Тут он увидел, как в дыму, валящем из догорающего склада, показался знакомый силуэт. Лицо коротышки было черно от дыма, карманы плаща туго набиты, под мышками зажаты два ящика с сигарами. Бройер, как ни сдерживался, прыснул со смеху.
– Хорошему сухарю печка не страшна, – пояснил Лакош, сгружая ящики на приступку автомобиля, – а вот шоколад, увы, наполовину оплавился!
Из карманов штанов он выудил три банки консервов и бутылку “Мартеля”.
– Кстати, сигары-то бразильские, – прибавил он. – Господин генерал ведь говорил – они неизменно хороши!
Пристанищем, которое отвел отделу разведки и контрразведки фельдфебель Харрас, оказалась одна из так называемых “финских палаток”, что располагались немного поодаль от станицы Верхне-Голубой, в невысоком сосновом бору. Эти круглые постройки состояли из деревянного каркаса, обитого каким-то картоном с водоотталкивающей пропиткой. Тепла в них хватает, только если они наполовину зарыты в землю, но тут строителям явно было не до таких стараний. Издалека эти хижины походили на деревню кафров.
Унтер-офицер Херберт и ефрейтор Гайбель запаслись дровами и затопили маленькую буржуйку, но леденящий ветер, дувший в каждую щель, разгонял все тепло. Зондерфюрер Фрёлих, укутавшись во все свои одеяла и шинели, храпел на тощей соломенной лежанке, оставленной предыдущими постояльцами. Так как нынче ему не удалось найти применения своему оптимизму, он принял решение по возможности проспать критический момент. Бройер, которого Унольд весь день гонял по разным адъютантским поручениям, по новому своему месту пребывания появился лишь под вечер.

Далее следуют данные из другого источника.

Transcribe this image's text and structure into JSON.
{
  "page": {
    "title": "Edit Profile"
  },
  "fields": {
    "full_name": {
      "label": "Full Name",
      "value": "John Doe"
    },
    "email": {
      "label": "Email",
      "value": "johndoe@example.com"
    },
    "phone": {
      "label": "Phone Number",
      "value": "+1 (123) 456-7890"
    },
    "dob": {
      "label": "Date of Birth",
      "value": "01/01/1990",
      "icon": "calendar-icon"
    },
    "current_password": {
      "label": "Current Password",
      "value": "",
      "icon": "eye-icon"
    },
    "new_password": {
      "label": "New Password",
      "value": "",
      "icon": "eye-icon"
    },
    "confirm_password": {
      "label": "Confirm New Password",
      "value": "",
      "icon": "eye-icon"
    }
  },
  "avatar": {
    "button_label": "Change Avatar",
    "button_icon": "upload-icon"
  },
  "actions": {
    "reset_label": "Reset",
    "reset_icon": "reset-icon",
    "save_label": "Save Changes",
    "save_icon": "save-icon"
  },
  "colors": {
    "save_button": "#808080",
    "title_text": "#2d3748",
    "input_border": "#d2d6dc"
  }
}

– Вот дыра унавоженная! – чертыхнулся он. – До штаба пятьсот метров, а связи по телефону нет. По мне, пускай так и будет! По крайней мере, оставят нас в покое.
Поставив войлочные сапоги сушиться к буржуйке, он, в чем был, не снимая даже фуражки, шлепнулся на охапку вонючей соломы и тотчас же уснул. Заботливо прикрыв его всеми свободными одеялами, Лакош поинтересовался ужином.
– Паек с сегодняшнего дня укорочен вполовину. Обоз так и не вернулся, – ответил Херберт. – Приятного аппетита!
– Этого еще не хватало! – воскликнул Лакош. – Что ж, тогда придется вот из этого телячье жаркое устроить!
Он извлек из кармана консервную банку и протянул Херберту. Присев у печки на вязанку дров, он сдвинул фуражку на затылок и потер руки. Гайбель восседал на козлах, которые притащил невесть откуда, и рылся в потрепанном бумажнике из искусственной кожи.
– Ты, кстати, сегодня с полуночи до двух на посту, – бросил он мимоходом.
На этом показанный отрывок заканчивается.